« E la musica come muore »

E LA MUSICA COME MUORE
à propos de Francesco Filidei
in Dans la peau du son,
éditions A la ligne (2e2m)
chronique Resmusica
ou à consulter au CDMC

E come il vento
Odo stormir tra queste piante, io quello
Infinito silenzio a questa voce
Vo comparando: e mi sovvien l’eterno,
E le morte stagioni, e la presente
E viva, e il suon di lei. Così tra questa
Immensità s’annega il pensier mio:
E il naufragar m’è dolce in questo mare.1.

1. Leopardi, Canti XII, L’Infinito, (1819)
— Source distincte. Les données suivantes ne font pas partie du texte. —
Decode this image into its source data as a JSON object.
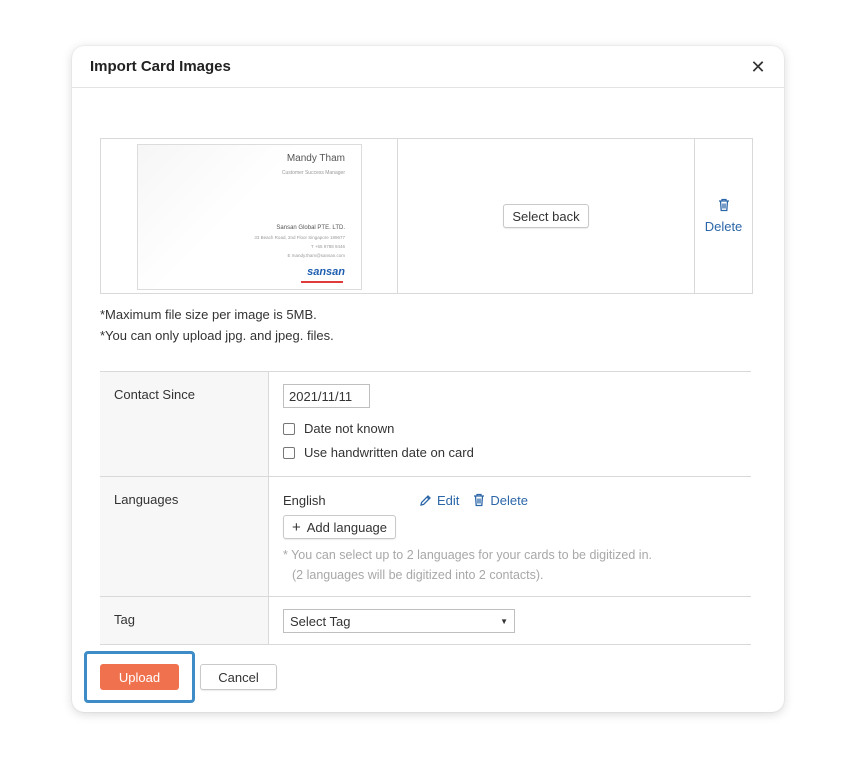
{
  "dialog": {
    "title": "Import Card Images",
    "close_icon": "close-icon"
  },
  "card_row": {
    "front": {
      "name": "Mandy Tham",
      "role": "Customer Success Manager",
      "company": "Sansan Global PTE. LTD.",
      "address": "33 Beach Road, 2nd Floor Singapore 189677",
      "phone": "T +65 9788 9446",
      "email": "E mandy.tham@sansan.com",
      "logo": "sansan"
    },
    "select_back_label": "Select back",
    "delete_label": "Delete",
    "delete_icon": "trash-icon"
  },
  "notes": {
    "size_note": "*Maximum file size per image is 5MB.",
    "type_note": "*You can only upload jpg. and jpeg. files."
  },
  "form": {
    "contact_since": {
      "label": "Contact Since",
      "date_value": "2021/11/11",
      "date_not_known": "Date not known",
      "handwritten": "Use handwritten date on card"
    },
    "languages": {
      "label": "Languages",
      "current": "English",
      "edit_label": "Edit",
      "delete_label": "Delete",
      "add_label": "Add language",
      "hint_line1": "* You can select up to 2 languages for your cards to be digitized in.",
      "hint_line2": "(2 languages will be digitized into 2 contacts)."
    },
    "tag": {
      "label": "Tag",
      "select_value": "Select Tag"
    }
  },
  "footer": {
    "upload_label": "Upload",
    "cancel_label": "Cancel"
  },
  "colors": {
    "accent": "#f0714e",
    "link": "#2b66a8",
    "highlight": "#3d8cc8"
  }
}
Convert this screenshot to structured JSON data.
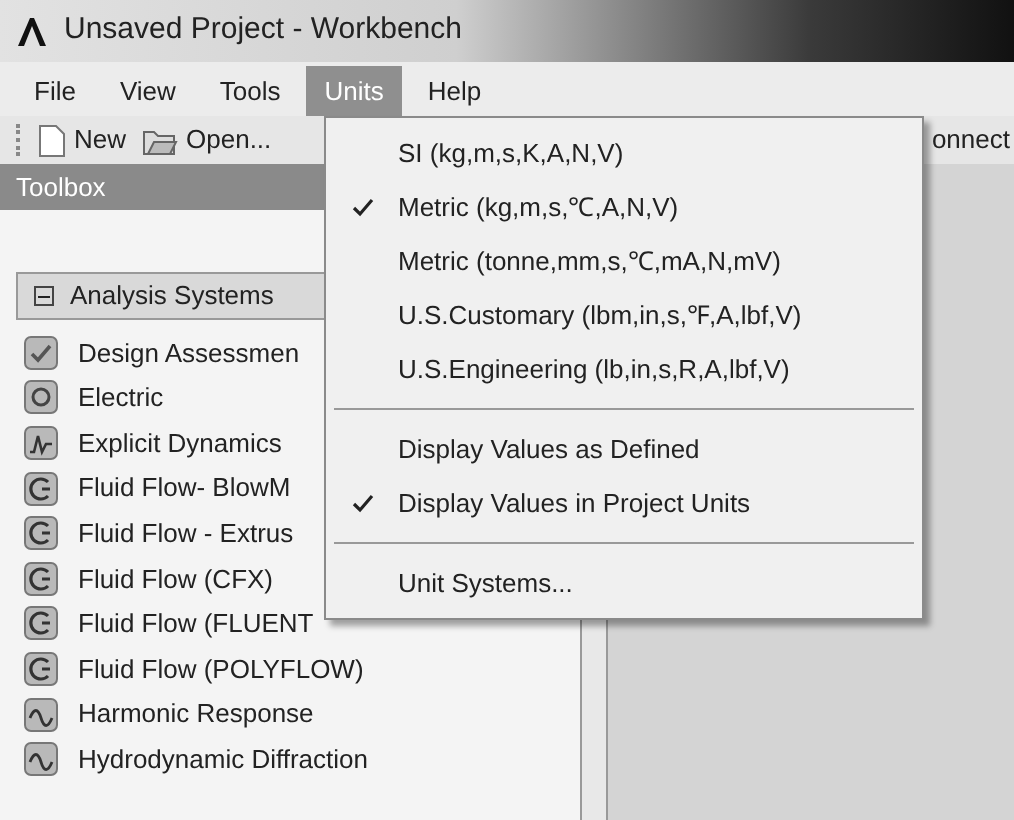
{
  "window": {
    "title": "Unsaved Project - Workbench"
  },
  "menu_bar": [
    {
      "label": "File",
      "selected": false
    },
    {
      "label": "View",
      "selected": false
    },
    {
      "label": "Tools",
      "selected": false
    },
    {
      "label": "Units",
      "selected": true
    },
    {
      "label": "Help",
      "selected": false
    }
  ],
  "toolbar": [
    {
      "label": "New",
      "kind": "new"
    },
    {
      "label": "Open...",
      "kind": "open"
    },
    {
      "label": "onnect",
      "kind": "text"
    }
  ],
  "toolbox": {
    "title": "Toolbox",
    "group": {
      "label": "Analysis Systems",
      "expanded": true,
      "items": [
        {
          "label": "Design Assessmen",
          "kind": "check"
        },
        {
          "label": "Electric",
          "kind": "circle"
        },
        {
          "label": "Explicit Dynamics",
          "kind": "spike"
        },
        {
          "label": "Fluid Flow- BlowM",
          "kind": "flow"
        },
        {
          "label": "Fluid Flow - Extrus",
          "kind": "flow"
        },
        {
          "label": "Fluid Flow (CFX)",
          "kind": "flow"
        },
        {
          "label": "Fluid Flow (FLUENT",
          "kind": "flow"
        },
        {
          "label": "Fluid Flow (POLYFLOW)",
          "kind": "flow"
        },
        {
          "label": "Harmonic Response",
          "kind": "wave"
        },
        {
          "label": "Hydrodynamic Diffraction",
          "kind": "wave"
        }
      ]
    }
  },
  "units_menu": [
    {
      "kind": "item",
      "label": "SI (kg,m,s,K,A,N,V)",
      "checked": false
    },
    {
      "kind": "item",
      "label": "Metric (kg,m,s,℃,A,N,V)",
      "checked": true
    },
    {
      "kind": "item",
      "label": "Metric (tonne,mm,s,℃,mA,N,mV)",
      "checked": false
    },
    {
      "kind": "item",
      "label": "U.S.Customary (lbm,in,s,℉,A,lbf,V)",
      "checked": false
    },
    {
      "kind": "item",
      "label": "U.S.Engineering (lb,in,s,R,A,lbf,V)",
      "checked": false
    },
    {
      "kind": "separator"
    },
    {
      "kind": "item",
      "label": "Display Values as Defined",
      "checked": false
    },
    {
      "kind": "item",
      "label": "Display Values in Project Units",
      "checked": true
    },
    {
      "kind": "separator"
    },
    {
      "kind": "item",
      "label": "Unit Systems...",
      "checked": false
    }
  ]
}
Et comme le vent, j’entends bruisser les feuilles, je compare le silence infini à cette voix : et je me souviens de l’éternité, des saisons mortes, et la présente, vivante et du bruit qu’elle fait. Ainsi dans cette immensité s’anéantit ma pensée et il m’est doux de faire naufrage dans cette mer (traduction anonyme)

Enigmes

Amore muore quindi in musica.
E la musica come muore ? *

La question de la mort, de la disparition est l’une des lancinantes obsessions de l’homme. L’ombre de l’éphémère, le sentiment de l’inanité de l’existence – vanité et poursuite du vent – planent au-dessus de son bonheur. Et si l’homme est finalement voué à la poussière / A quoi bon que sa mère veille sur lui et le choie ?**. 
Cette question relève du tourment de l’origine. L’origine de l’amour, de la vie, de la musique… Quelle puissance préside au commencement ? Pourquoi, comment, le surgissement de l’être ? De quelle matière première, de quel abysse ? Dans quel foudroiement quelque chose survient et disparaît ? Où est le passage flou du non-être à l’être (et inversement) ?… 
Et pourquoi ? Pourquoi y a-t-il de l’être plutôt que rien ? 
Chez Filidei, ces questionnements sont incandescents, portés à leur paroxysme. L’image de ce compositeur turbulent, contestataire, iconoclaste, rebelle, provocateur, adulé ou décrié, se trouble, s’évanouit ou s’illumine ici. Sa quête intérieure est celle d’un ascète (athlète) pour qui vie et musique vont l’amble, voire se confondent, pour qui l’écriture est une voie, une discipline, un exercice spirituel. « Je ne conçois pas les choses de façon « extra-musicale », il n’y a pas de distinction entre la musique et la vie. »
Car, pour lui, – et ce n’est ni une attitude, ni un vain mot -, la recherche de la vérité passe avant tout par l’expérience. Dans la fièvre, et avec une précision méticuleuse (presque anatomique), il relève le défi de chercher à son corps défendant « la vérité comme quelque chose que l’on s’arrache du cœur bout par bout, et auprès de laquelle chaque victoire se paye par une défaite. » …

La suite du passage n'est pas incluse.